As reported by The Verge, Google says it will pay anywhere from $101 to $31,337 for information about bugs in its dev projects like Angular, GoLang, and Fuchsia. The bounties also apply to vulnerabilities found in the third-party dependencies that are included in the projects’ codebases.
The tech giant announced the new program in the Google Security Blog. Francis Perron, Open Source Security Technical Program Manager, and Krzysztof Kotowicz, Information Security Engineer, posted an explanation of the new bounty scheme. “With the addition of Google’s OSS VRP to our family of Vulnerability Reward Programs (VRPs), researchers can now be rewarded for finding bugs that could potentially impact the entire open source ecosystem,” they write. “The addition of this new program addresses the ever more prevalent reality of rising supply chain compromises.”

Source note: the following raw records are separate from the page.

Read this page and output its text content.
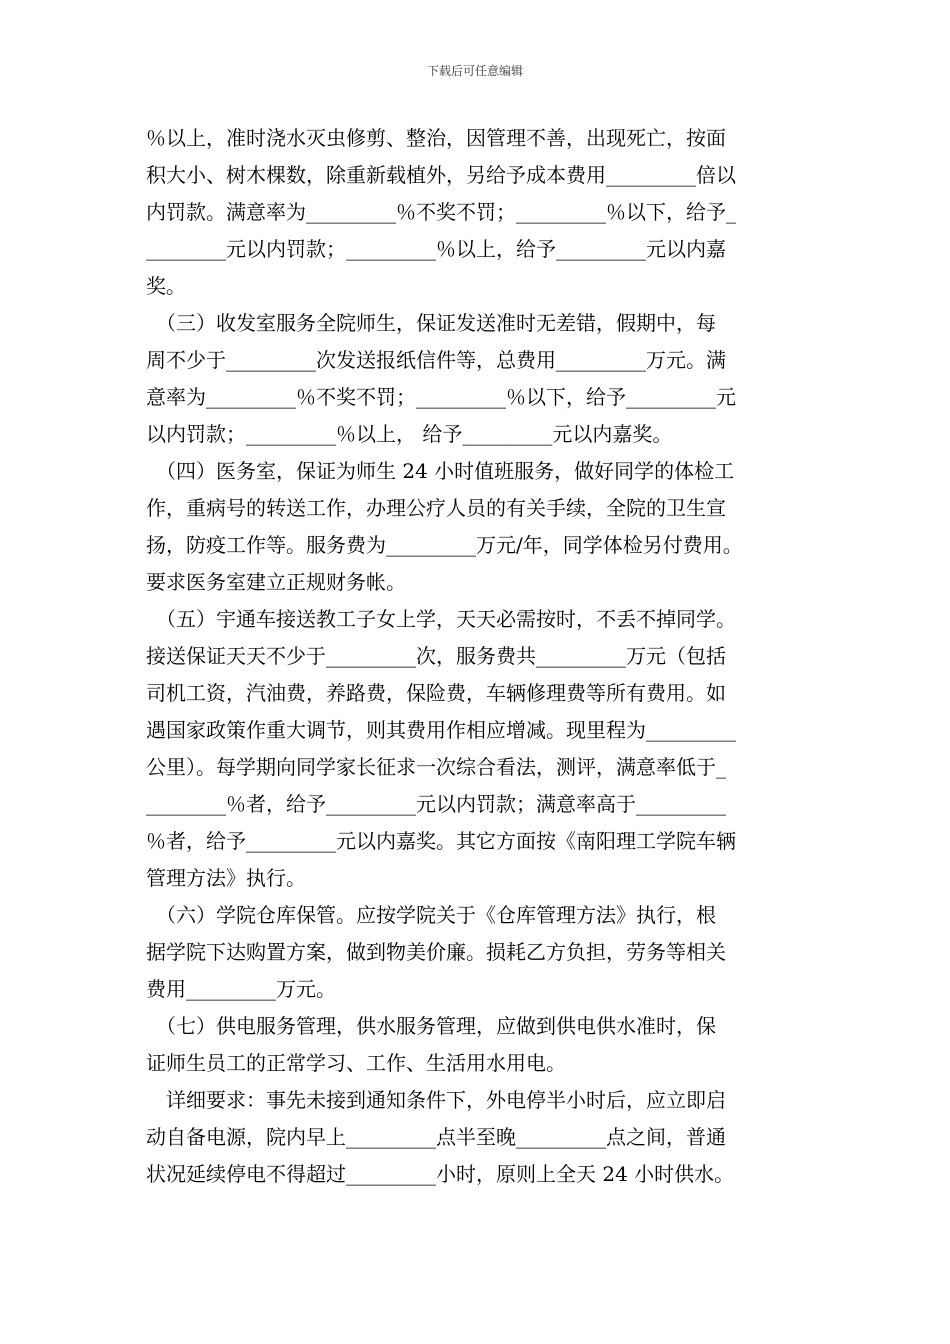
下载后可任意编辑
％以上，准时浇水灭虫修剪、整治，因管理不善，出现死亡，按面
积大小、树木棵数，除重新载植外，另给予成本费用_________倍以
内罚款。满意率为_________％不奖不罚；_________％以下，给予_
________元以内罚款；_________％以上，给予_________元以内嘉
奖。
　（三）收发室服务全院师生，保证发送准时无差错，假期中，每
周不少于_________次发送报纸信件等，总费用_________万元。满
意率为_________％不奖不罚；_________％以下，给予_________元
以内罚款；_________％以上， 给予_________元以内嘉奖。
　（四）医务室，保证为师生 24 小时值班服务，做好同学的体检工
作，重病号的转送工作，办理公疗人员的有关手续，全院的卫生宣
扬，防疫工作等。服务费为_________万元/年，同学体检另付费用。
要求医务室建立正规财务帐。
　（五）宇通车接送教工子女上学，天天必需按时，不丢不掉同学。
接送保证天天不少于_________次，服务费共_________万元（包括
司机工资，汽油费，养路费，保险费，车辆修理费等所有费用。如
遇国家政策作重大调节，则其费用作相应增减。现里程为_________
公里）。每学期向同学家长征求一次综合看法，测评，满意率低于_
________％者，给予_________元以内罚款；满意率高于_________
％者，给予_________元以内嘉奖。其它方面按《南阳理工学院车辆
管理方法》执行。
　（六）学院仓库保管。应按学院关于《仓库管理方法》执行，根
据学院下达购置方案，做到物美价廉。损耗乙方负担，劳务等相关
费用_________万元。
　（七）供电服务管理，供水服务管理，应做到供电供水准时，保
证师生员工的正常学习、工作、生活用水用电。
　详细要求：事先未接到通知条件下，外电停半小时后，应立即启
动自备电源，院内早上_________点半至晚_________点之间，普通
状况延续停电不得超过_________小时，原则上全天 24 小时供水。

Protecting the Google supply chain
Programmers often use code from open-source projects so they don’t continuously have to reinvent the same wheel. Since developers often directly import the code, as well as any updates to it, the possibility of supply chain attacks is introduced. Supply chain attackers don’t target the code directly controlled by Google itself but go after third-party dependencies instead.
“Last year saw a 650 percent year-over-year increase in attacks targeting the open source supply chain,” the blog post explains. Attacks include headliner incidents like Codecov and the Log4j vulnerability that showed the destructive potential of a single open source vulnerability. Google has been a prominent supporter and funder of Open Source bounty programs.

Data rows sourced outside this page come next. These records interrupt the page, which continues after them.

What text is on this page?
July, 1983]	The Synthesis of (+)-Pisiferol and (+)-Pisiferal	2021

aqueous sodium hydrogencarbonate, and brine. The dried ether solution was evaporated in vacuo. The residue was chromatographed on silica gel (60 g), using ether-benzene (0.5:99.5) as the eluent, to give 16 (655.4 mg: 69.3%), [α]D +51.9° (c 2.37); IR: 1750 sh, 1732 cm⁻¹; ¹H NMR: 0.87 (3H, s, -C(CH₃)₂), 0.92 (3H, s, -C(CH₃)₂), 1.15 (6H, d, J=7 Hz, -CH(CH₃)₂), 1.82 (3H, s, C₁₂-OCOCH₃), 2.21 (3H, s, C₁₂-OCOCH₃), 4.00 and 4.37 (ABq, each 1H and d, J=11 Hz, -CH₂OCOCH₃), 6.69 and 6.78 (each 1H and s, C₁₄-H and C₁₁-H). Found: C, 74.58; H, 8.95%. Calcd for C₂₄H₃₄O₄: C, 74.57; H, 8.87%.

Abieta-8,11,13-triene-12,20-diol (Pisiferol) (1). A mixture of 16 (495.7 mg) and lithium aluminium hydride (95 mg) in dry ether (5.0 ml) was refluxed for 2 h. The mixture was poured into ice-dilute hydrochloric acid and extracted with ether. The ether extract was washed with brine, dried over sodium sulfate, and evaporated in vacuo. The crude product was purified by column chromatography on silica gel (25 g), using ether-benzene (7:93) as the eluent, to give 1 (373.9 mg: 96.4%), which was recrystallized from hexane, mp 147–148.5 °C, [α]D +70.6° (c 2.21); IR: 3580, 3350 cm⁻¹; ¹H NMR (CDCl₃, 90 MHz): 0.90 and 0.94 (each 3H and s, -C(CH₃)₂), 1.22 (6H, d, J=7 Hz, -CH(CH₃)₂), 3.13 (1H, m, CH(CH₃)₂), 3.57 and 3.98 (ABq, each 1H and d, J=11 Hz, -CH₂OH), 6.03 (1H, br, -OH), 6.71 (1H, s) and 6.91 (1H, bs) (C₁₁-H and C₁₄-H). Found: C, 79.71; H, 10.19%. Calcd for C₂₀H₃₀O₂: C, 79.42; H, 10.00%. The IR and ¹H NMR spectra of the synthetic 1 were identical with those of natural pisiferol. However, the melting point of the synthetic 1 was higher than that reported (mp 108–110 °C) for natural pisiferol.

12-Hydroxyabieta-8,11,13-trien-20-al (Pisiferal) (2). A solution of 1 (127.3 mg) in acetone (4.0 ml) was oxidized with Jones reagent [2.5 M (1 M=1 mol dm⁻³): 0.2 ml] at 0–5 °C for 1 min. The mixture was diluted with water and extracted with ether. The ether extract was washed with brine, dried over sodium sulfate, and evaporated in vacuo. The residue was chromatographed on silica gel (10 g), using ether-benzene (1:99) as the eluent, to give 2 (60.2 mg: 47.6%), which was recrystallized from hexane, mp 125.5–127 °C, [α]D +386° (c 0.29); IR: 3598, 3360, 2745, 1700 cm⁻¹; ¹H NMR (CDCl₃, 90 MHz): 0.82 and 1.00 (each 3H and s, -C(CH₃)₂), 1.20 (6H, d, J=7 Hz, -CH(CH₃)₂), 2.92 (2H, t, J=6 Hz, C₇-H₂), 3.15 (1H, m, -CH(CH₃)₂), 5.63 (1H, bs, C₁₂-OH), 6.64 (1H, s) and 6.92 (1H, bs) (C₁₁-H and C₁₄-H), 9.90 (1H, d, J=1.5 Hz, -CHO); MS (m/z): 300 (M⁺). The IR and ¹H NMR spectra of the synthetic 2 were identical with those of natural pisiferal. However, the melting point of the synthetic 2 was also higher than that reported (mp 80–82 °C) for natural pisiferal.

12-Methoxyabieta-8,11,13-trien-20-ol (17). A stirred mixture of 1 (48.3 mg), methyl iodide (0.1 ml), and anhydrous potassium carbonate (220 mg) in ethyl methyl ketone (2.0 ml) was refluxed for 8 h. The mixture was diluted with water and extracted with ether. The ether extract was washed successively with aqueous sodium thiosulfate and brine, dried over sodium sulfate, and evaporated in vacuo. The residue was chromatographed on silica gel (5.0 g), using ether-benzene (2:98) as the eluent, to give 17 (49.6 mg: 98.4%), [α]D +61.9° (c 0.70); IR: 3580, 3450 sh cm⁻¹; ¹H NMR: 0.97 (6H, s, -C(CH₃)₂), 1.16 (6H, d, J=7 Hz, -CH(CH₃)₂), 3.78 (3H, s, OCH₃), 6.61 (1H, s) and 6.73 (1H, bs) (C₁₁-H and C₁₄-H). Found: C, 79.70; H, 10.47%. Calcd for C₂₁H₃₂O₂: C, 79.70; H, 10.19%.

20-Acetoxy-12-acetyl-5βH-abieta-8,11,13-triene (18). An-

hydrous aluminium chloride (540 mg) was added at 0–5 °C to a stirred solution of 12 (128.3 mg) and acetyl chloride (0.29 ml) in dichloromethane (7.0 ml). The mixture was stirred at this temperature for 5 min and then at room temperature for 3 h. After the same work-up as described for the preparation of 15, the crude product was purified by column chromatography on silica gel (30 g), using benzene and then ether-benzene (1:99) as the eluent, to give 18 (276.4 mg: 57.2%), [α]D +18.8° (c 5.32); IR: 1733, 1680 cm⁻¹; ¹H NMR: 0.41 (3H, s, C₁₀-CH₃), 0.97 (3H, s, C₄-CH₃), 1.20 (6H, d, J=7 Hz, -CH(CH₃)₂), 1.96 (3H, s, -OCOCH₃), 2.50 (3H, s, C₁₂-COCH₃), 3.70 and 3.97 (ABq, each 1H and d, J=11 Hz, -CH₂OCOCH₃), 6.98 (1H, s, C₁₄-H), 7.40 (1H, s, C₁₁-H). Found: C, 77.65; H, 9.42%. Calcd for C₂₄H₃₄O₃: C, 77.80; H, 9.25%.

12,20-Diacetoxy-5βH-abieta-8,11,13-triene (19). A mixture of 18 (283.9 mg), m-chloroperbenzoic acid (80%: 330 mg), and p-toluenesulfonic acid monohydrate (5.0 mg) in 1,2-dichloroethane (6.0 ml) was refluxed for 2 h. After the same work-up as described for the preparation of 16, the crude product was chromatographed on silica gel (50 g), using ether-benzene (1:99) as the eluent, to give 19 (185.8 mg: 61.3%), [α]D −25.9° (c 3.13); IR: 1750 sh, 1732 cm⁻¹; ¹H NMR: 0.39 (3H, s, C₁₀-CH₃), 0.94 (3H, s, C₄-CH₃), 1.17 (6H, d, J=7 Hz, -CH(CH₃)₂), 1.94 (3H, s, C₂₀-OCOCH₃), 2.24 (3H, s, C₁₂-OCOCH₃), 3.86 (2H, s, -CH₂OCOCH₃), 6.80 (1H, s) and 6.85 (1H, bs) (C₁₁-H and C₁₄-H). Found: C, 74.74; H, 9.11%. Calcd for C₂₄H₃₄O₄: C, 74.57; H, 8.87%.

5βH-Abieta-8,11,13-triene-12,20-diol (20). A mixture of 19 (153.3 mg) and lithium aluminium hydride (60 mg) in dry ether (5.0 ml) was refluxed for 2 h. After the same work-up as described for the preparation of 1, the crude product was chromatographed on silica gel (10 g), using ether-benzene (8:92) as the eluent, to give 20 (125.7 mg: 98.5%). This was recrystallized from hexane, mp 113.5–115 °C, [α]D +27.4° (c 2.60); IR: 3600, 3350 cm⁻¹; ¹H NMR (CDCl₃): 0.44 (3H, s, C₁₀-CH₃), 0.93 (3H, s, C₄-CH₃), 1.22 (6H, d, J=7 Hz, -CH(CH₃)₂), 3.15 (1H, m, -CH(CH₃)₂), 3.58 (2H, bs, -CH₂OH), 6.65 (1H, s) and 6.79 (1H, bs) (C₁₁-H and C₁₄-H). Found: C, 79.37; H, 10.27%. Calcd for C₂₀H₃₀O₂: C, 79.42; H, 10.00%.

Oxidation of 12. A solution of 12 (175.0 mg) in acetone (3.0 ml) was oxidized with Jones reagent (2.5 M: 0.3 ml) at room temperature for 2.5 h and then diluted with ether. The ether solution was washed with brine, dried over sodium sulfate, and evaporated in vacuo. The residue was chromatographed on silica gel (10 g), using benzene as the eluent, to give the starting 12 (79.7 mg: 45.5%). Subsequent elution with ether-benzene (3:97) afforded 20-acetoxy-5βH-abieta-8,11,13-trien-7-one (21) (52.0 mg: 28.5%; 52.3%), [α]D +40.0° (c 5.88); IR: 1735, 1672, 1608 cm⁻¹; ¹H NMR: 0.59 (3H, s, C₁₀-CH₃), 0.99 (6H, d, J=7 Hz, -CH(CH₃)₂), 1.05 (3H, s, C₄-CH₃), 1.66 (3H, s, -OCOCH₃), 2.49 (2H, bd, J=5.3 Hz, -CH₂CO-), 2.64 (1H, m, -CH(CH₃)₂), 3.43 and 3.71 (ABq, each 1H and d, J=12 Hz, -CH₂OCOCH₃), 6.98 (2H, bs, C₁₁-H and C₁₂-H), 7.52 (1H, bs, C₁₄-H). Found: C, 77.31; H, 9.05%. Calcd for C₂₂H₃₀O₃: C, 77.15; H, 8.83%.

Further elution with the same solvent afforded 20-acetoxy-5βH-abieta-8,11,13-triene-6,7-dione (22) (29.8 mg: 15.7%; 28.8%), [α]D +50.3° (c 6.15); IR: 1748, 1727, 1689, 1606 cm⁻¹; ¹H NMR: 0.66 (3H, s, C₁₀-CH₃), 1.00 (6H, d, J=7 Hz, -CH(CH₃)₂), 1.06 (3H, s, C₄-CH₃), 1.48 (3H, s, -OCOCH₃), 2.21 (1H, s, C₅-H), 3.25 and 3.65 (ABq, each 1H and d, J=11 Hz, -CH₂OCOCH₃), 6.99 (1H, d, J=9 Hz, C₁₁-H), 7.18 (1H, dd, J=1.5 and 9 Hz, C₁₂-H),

Payouts for the new program are generous, though subject to Google’s Rules. There are some additional rules around bounties for supply chain vulnerabilities. For example, researchers will have to inform whoever’s in charge of the third-party project before telling Google. They also have to prove that the issue affects Google’s project. If there’s a bug in a part of the library the company’s not using, then that vulnerability won’t be eligible for the program.